The choice of food is a wide-enough menu to get people to buy a sandwich or even a meal. Remember a percentage of your take has to be in food to qualify for a different level of license.

The best way to make money from restaurants in Naperville is to own the building and rent it out. This way, the only people who can afford the rent would be cookie cutter corporate restaurants who can use a formula to be successful and can factor in the rising rents as one more part of the equation and price the drinks accordingly. Sort of the McDonald's approach to bars and restaurants. Yes, this works, but it is boring. How many appletini's can one stand?

Don't get me wrong, I do like Bar Louie's although I'd rather go to Bolingbrook than face Naperville traffic. But the glut of bars posing as restaurants just don't do it for me.

This is my opinion. If you are a 25 year old guy who is looking to go pick up chicks and needs a bar scene, so be it. But look at the price of that fancy drink you are nursing. Look at the decor and service. Watch everyone yelling over the music to talk. If this is fun, I guess I never knew what fun was.

Tuesday, August 25, 2009

Veg Harvest Restaurant

Last week, my wife and I went to try Indian Harvest's newest restaurant spin-off, Veg Harvest. Naperville has remarkably good Indian restaurants and I love Indian food. If you like Indian food, especially South Indian and street style food, then Veg Harvest is a winner. I like Indian Harvest, but this is a vegetarian only restaurant. This is also different because of the addition of chaats and other street fare, something you don't find in a lot of Indian restaurants. We had the Samosa Chaat, which is a samosa topped with an Indian 'chili'. Next we had Butter Masala Dosai and Navratan Korma. The Dosai was about 14" wide and filled with a great potato mixture. The Navratan Korma would have been a hit in any other restaurant, but here it was our third choice. We ordered too much. The Samosa Chaat and Dosai would have been enough for two people. So order wisely.

The service was very good. Indian Harvest does have good service and here is no exception. They kept water glasses filled and were attentive to our table.

This is relatively a new place and is closed on Tuesday. They do not have a liquor license. The sign outside is still Indian Harvest (this is the previous place before they moved across the street).

When I think about what was wrong with the restaurant, I don't have much to say. For a mid-level Indian restaurant, it is extremely good. All I want is good food, good service and a nice atmosphere. If I want fancy, I'll go to India House in Oakbrook. But this is a great place to get a excellent Indian food.

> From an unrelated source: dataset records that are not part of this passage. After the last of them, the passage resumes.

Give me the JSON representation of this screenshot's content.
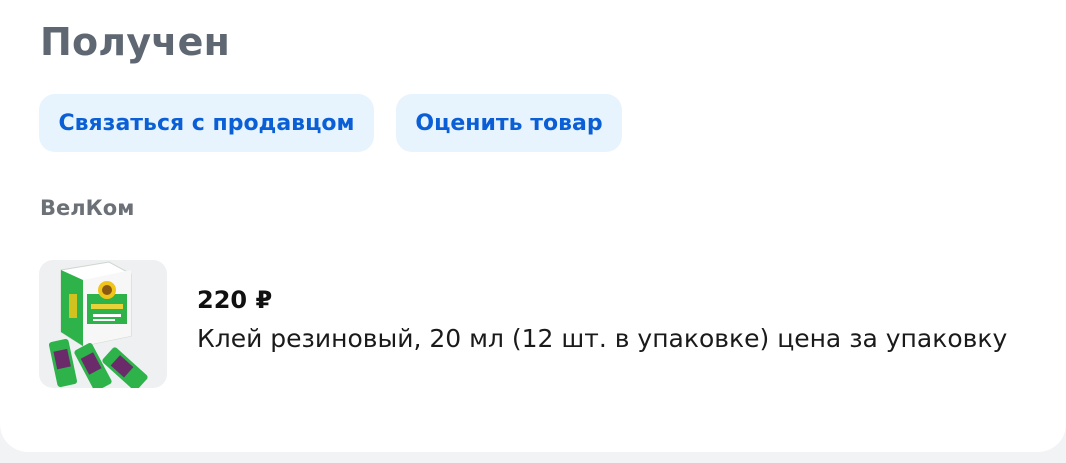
{
  "order": {
    "status": "Получен"
  },
  "actions": {
    "contact_seller_label": "Связаться с продавцом",
    "rate_product_label": "Оценить товар"
  },
  "seller": {
    "name": "ВелКом"
  },
  "product": {
    "price": "220 ₽",
    "name": "Клей резиновый, 20 мл (12 шт. в упаковке) цена за упаковку",
    "image_icon": "glue-tubes-box-image"
  },
  "colors": {
    "accent": "#0b5fd6",
    "button_bg": "#e8f4fd",
    "status_text": "#5f6872",
    "package_green": "#2db34a"
  }
}
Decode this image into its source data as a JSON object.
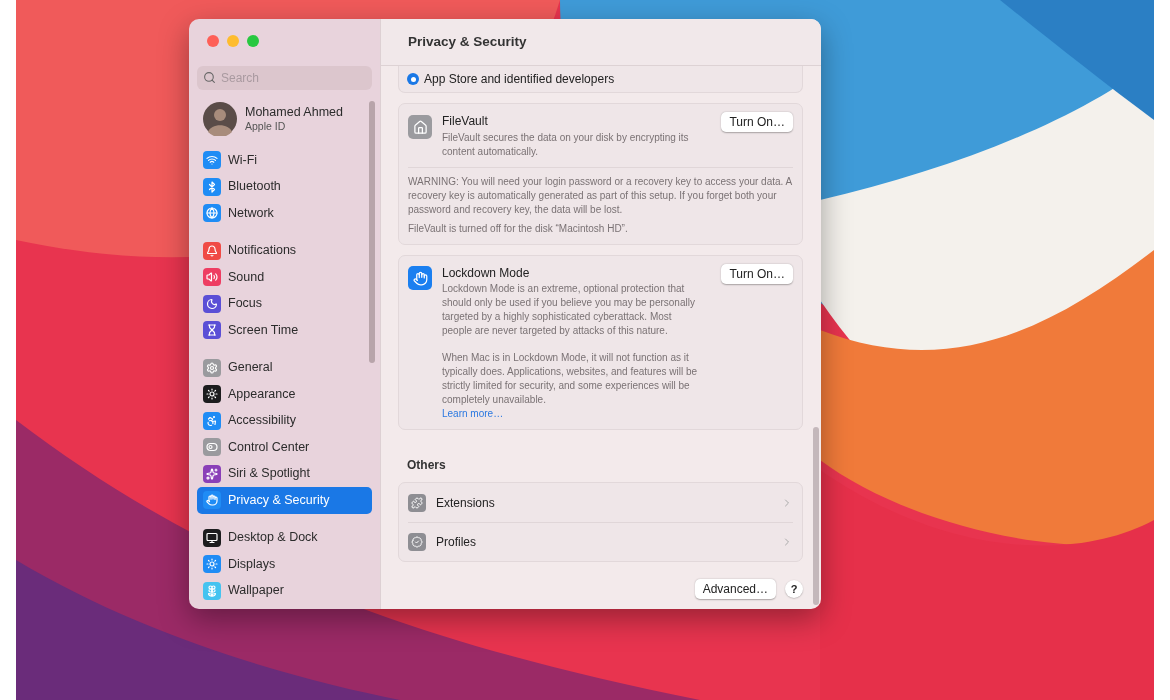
{
  "window": {
    "title": "Privacy & Security"
  },
  "sidebar": {
    "search": {
      "placeholder": "Search"
    },
    "account": {
      "name": "Mohamed Ahmed",
      "subtitle": "Apple ID"
    },
    "groups": [
      {
        "items": [
          {
            "label": "Wi-Fi",
            "color": "#1f8cf5",
            "selected": false
          },
          {
            "label": "Bluetooth",
            "color": "#1f8cf5",
            "selected": false
          },
          {
            "label": "Network",
            "color": "#1f8cf5",
            "selected": false
          }
        ]
      },
      {
        "items": [
          {
            "label": "Notifications",
            "color": "#f04a45",
            "selected": false
          },
          {
            "label": "Sound",
            "color": "#ee3d62",
            "selected": false
          },
          {
            "label": "Focus",
            "color": "#5b4fd6",
            "selected": false
          },
          {
            "label": "Screen Time",
            "color": "#5b4fd6",
            "selected": false
          }
        ]
      },
      {
        "items": [
          {
            "label": "General",
            "color": "#9a9a9e",
            "selected": false
          },
          {
            "label": "Appearance",
            "color": "#1c1c1e",
            "selected": false
          },
          {
            "label": "Accessibility",
            "color": "#1f8cf5",
            "selected": false
          },
          {
            "label": "Control Center",
            "color": "#9a9a9e",
            "selected": false
          },
          {
            "label": "Siri & Spotlight",
            "color": "#8a3fb8",
            "selected": false
          },
          {
            "label": "Privacy & Security",
            "color": "#1f8cf5",
            "selected": true
          }
        ]
      },
      {
        "items": [
          {
            "label": "Desktop & Dock",
            "color": "#1c1c1e",
            "selected": false
          },
          {
            "label": "Displays",
            "color": "#1f8cf5",
            "selected": false
          },
          {
            "label": "Wallpaper",
            "color": "#45c3f0",
            "selected": false
          }
        ]
      }
    ]
  },
  "content": {
    "radio_option": {
      "label": "App Store and identified developers",
      "selected": true
    },
    "filevault": {
      "title": "FileVault",
      "description": "FileVault secures the data on your disk by encrypting its content automatically.",
      "button": "Turn On…",
      "warning": "WARNING: You will need your login password or a recovery key to access your data. A recovery key is automatically generated as part of this setup. If you forget both your password and recovery key, the data will be lost.",
      "status": "FileVault is turned off for the disk “Macintosh HD”."
    },
    "lockdown": {
      "title": "Lockdown Mode",
      "paragraphs": [
        "Lockdown Mode is an extreme, optional protection that should only be used if you believe you may be personally targeted by a highly sophisticated cyberattack. Most people are never targeted by attacks of this nature.",
        "When Mac is in Lockdown Mode, it will not function as it typically does. Applications, websites, and features will be strictly limited for security, and some experiences will be completely unavailable."
      ],
      "link": "Learn more…",
      "button": "Turn On…"
    },
    "others": {
      "heading": "Others",
      "rows": [
        {
          "label": "Extensions",
          "kind": "extensions"
        },
        {
          "label": "Profiles",
          "kind": "profiles"
        }
      ]
    },
    "footer": {
      "advanced_button": "Advanced…",
      "help_button": "?"
    }
  }
}
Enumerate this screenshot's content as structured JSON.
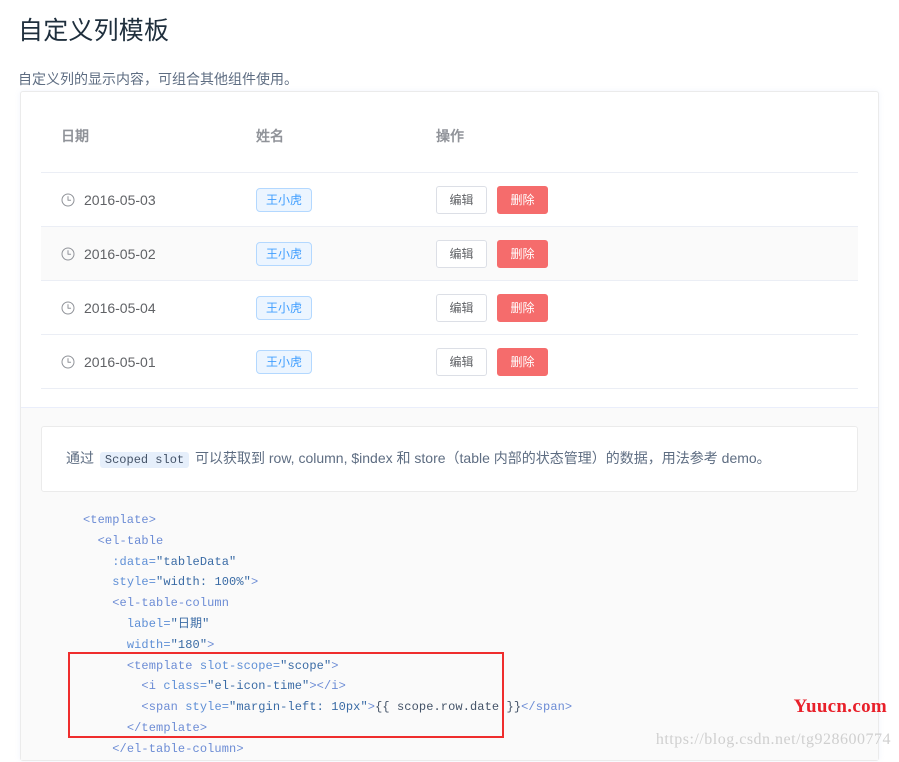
{
  "page": {
    "title": "自定义列模板",
    "description": "自定义列的显示内容，可组合其他组件使用。"
  },
  "table": {
    "columns": [
      {
        "key": "date",
        "label": "日期"
      },
      {
        "key": "name",
        "label": "姓名"
      },
      {
        "key": "ops",
        "label": "操作"
      }
    ],
    "rows": [
      {
        "date": "2016-05-03",
        "name": "王小虎",
        "edit": "编辑",
        "delete": "删除",
        "striped": false
      },
      {
        "date": "2016-05-02",
        "name": "王小虎",
        "edit": "编辑",
        "delete": "删除",
        "striped": true
      },
      {
        "date": "2016-05-04",
        "name": "王小虎",
        "edit": "编辑",
        "delete": "删除",
        "striped": false
      },
      {
        "date": "2016-05-01",
        "name": "王小虎",
        "edit": "编辑",
        "delete": "删除",
        "striped": false
      }
    ],
    "icons": {
      "date": "clock-icon"
    }
  },
  "description_box": {
    "prefix": "通过",
    "code": "Scoped slot",
    "suffix": "可以获取到 row, column, $index 和 store（table 内部的状态管理）的数据，用法参考 demo。"
  },
  "code_block": {
    "lines": [
      [
        {
          "t": "tag",
          "s": "<template>"
        }
      ],
      [
        {
          "t": "plain",
          "s": "  "
        },
        {
          "t": "tag",
          "s": "<el-table"
        }
      ],
      [
        {
          "t": "plain",
          "s": "    "
        },
        {
          "t": "attr",
          "s": ":data="
        },
        {
          "t": "str",
          "s": "\"tableData\""
        }
      ],
      [
        {
          "t": "plain",
          "s": "    "
        },
        {
          "t": "attr",
          "s": "style="
        },
        {
          "t": "str",
          "s": "\"width: 100%\""
        },
        {
          "t": "tag",
          "s": ">"
        }
      ],
      [
        {
          "t": "plain",
          "s": "    "
        },
        {
          "t": "tag",
          "s": "<el-table-column"
        }
      ],
      [
        {
          "t": "plain",
          "s": "      "
        },
        {
          "t": "attr",
          "s": "label="
        },
        {
          "t": "str",
          "s": "\"日期\""
        }
      ],
      [
        {
          "t": "plain",
          "s": "      "
        },
        {
          "t": "attr",
          "s": "width="
        },
        {
          "t": "str",
          "s": "\"180\""
        },
        {
          "t": "tag",
          "s": ">"
        }
      ],
      [
        {
          "t": "plain",
          "s": "      "
        },
        {
          "t": "tag",
          "s": "<template "
        },
        {
          "t": "attr",
          "s": "slot-scope="
        },
        {
          "t": "str",
          "s": "\"scope\""
        },
        {
          "t": "tag",
          "s": ">"
        }
      ],
      [
        {
          "t": "plain",
          "s": "        "
        },
        {
          "t": "tag",
          "s": "<i "
        },
        {
          "t": "attr",
          "s": "class="
        },
        {
          "t": "str",
          "s": "\"el-icon-time\""
        },
        {
          "t": "tag",
          "s": "></i>"
        }
      ],
      [
        {
          "t": "plain",
          "s": "        "
        },
        {
          "t": "tag",
          "s": "<span "
        },
        {
          "t": "attr",
          "s": "style="
        },
        {
          "t": "str",
          "s": "\"margin-left: 10px\""
        },
        {
          "t": "tag",
          "s": ">"
        },
        {
          "t": "mustache",
          "s": "{{ scope.row.date }}"
        },
        {
          "t": "tag",
          "s": "</span>"
        }
      ],
      [
        {
          "t": "plain",
          "s": "      "
        },
        {
          "t": "tag",
          "s": "</template>"
        }
      ],
      [
        {
          "t": "plain",
          "s": "    "
        },
        {
          "t": "tag",
          "s": "</el-table-column>"
        }
      ]
    ]
  },
  "watermarks": {
    "brand": "Yuucn.com",
    "url": "https://blog.csdn.net/tg928600774"
  },
  "colors": {
    "accent_blue": "#409eff",
    "tag_bg": "#ecf5ff",
    "tag_border": "#b3d8ff",
    "danger": "#f56c6c",
    "header_text": "#909399",
    "title_text": "#1f2f3d",
    "body_text": "#5e6d82",
    "annotation_red": "#ef2d2d",
    "watermark_red": "#e8202a",
    "watermark_gray": "#cfcfcf",
    "stripe_bg": "#fafafa"
  }
}
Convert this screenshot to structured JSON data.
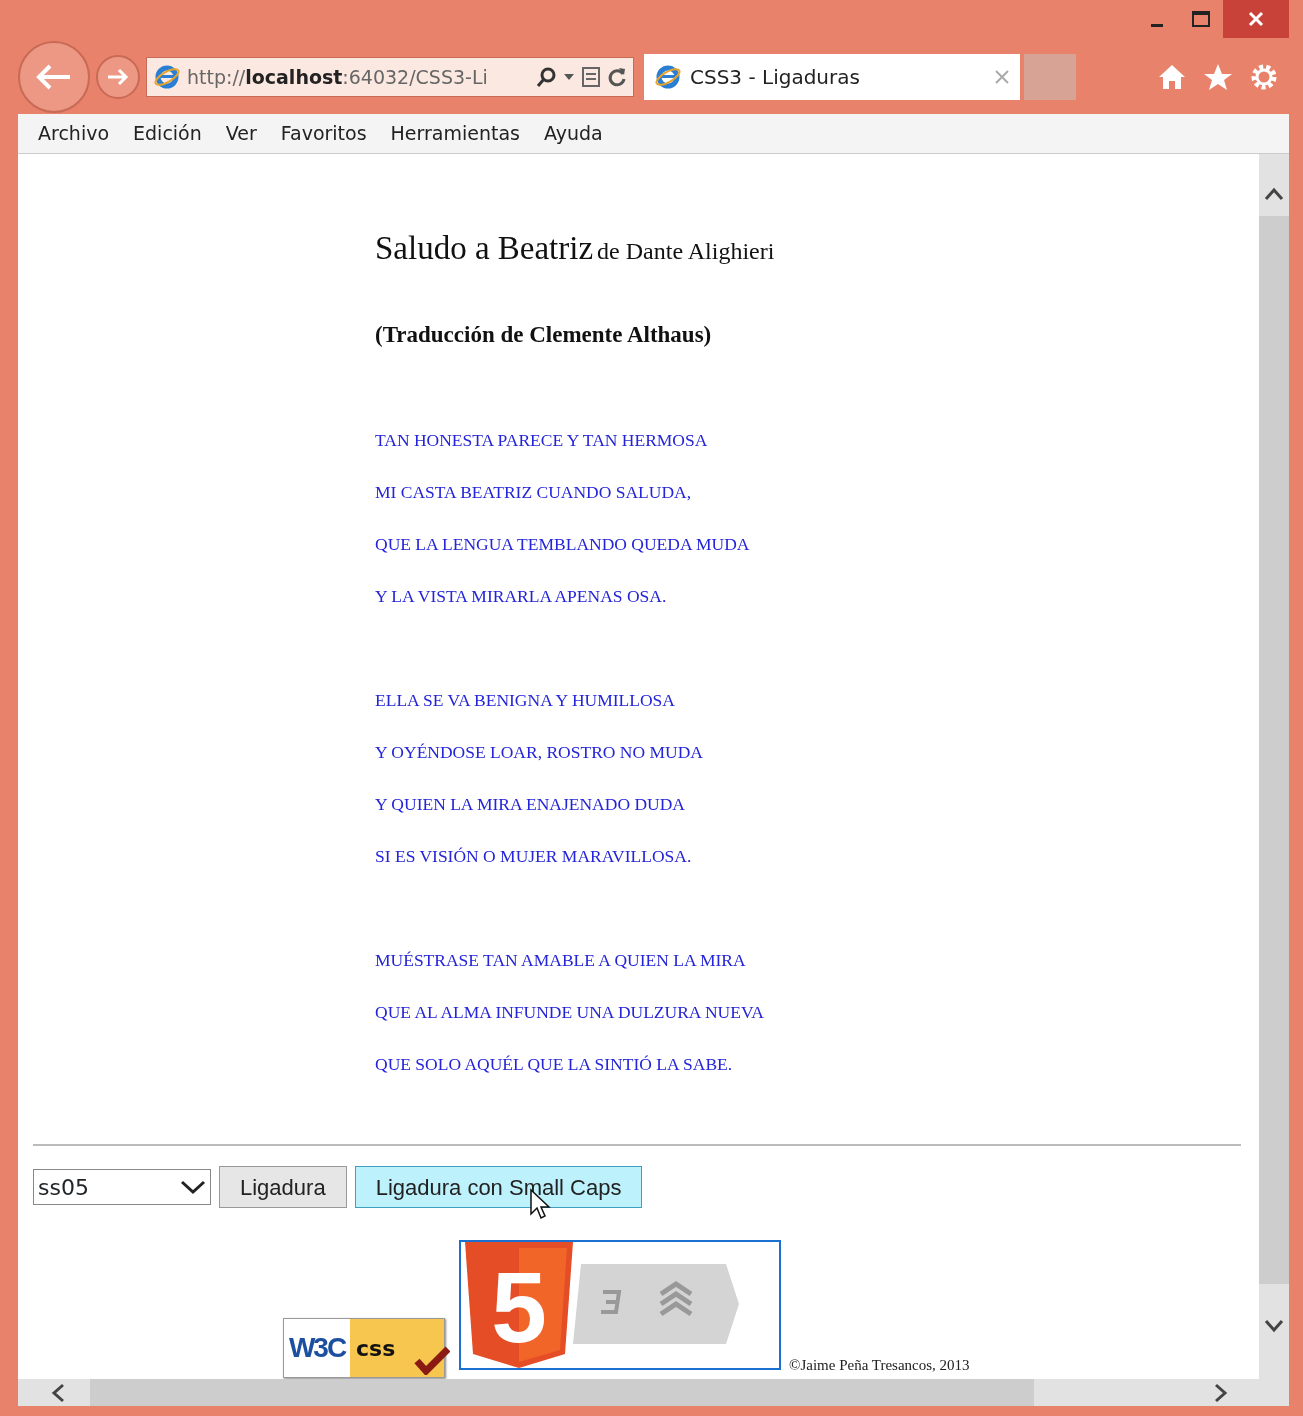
{
  "window": {
    "address": "http://**localhost**:64032/CSS3-Li",
    "tabs": [
      {
        "label": "CSS3 - Ligaduras",
        "selected": true
      },
      {
        "selected": false
      }
    ]
  },
  "menu": [
    "Archivo",
    "Edición",
    "Ver",
    "Favoritos",
    "Herramientas",
    "Ayuda"
  ],
  "page": {
    "title": "Saludo a Beatriz",
    "author": "de Dante Alighieri",
    "subtitle": "(Traducción de Clemente Althaus)",
    "stanzas": [
      [
        "TAN HONESTA PARECE Y TAN HERMOSA",
        "MI CASTA BEATRIZ CUANDO SALUDA,",
        "QUE LA LENGUA TEMBLANDO QUEDA MUDA",
        "Y LA VISTA MIRARLA APENAS OSA."
      ],
      [
        "ELLA SE VA BENIGNA Y HUMILLOSA",
        "Y OYÉNDOSE LOAR, ROSTRO NO MUDA",
        "Y QUIEN LA MIRA ENAJENADO DUDA",
        "SI ES VISIÓN O MUJER MARAVILLOSA."
      ],
      [
        "MUÉSTRASE TAN AMABLE A QUIEN LA MIRA",
        "QUE AL ALMA INFUNDE UNA DULZURA NUEVA",
        "QUE SOLO AQUÉL QUE LA SINTIÓ LA SABE."
      ]
    ],
    "select": "ss05",
    "buttons": [
      {
        "label": "Ligadura",
        "hovered": false
      },
      {
        "label": "Ligadura con Small Caps",
        "hovered": true
      }
    ],
    "w3c_badge": {
      "left": "W3C",
      "right": "css"
    },
    "html5_badge": "5",
    "copyright": "©Jaime Peña Tresancos, 2013"
  }
}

When we go to a new place, the thing that tells us we like it is when we are planning on the next visit, before we are done with the first. It doesn't happen all that often. Half way through the dinner, we were ready to come back. The other thing that tells us we liked it is when we see who we should tell or bring.

This is a winner.

Who am I and why should I write this blog

First let me introduce myself. I'm a 55 year old guy who loves food. I'm also a trained chef and have worked in restaurants, so I know a little about food and what it takes to make food. I also live in Naperville, IL and have opinions about what is going on here. Naperville is the 6th largest city in Illinois and when you combine Aurora and Naperville, it becomes the second largest area. That is a lot of people and a lot of opportunities.

Unfortunately, Naperville sort of fails us all. Because of greed and Naperville's willingness to accept drek, we have a downtown that attracts boring cookie cutter restaurants that cater to the college kids rather than to the food.

I should also state that there are good places in Naperville. I also believe that it doesn't have to be fine dining either. I happen to like places like Dino's and Portillo's for fast food. I like Buonaro's for casual dining as well. I don't need too crowded, too loud, too high priced dining.

My opinions are mine and mine alone. I don't accept anything from anyone. And I hope to call 'em the way I see them.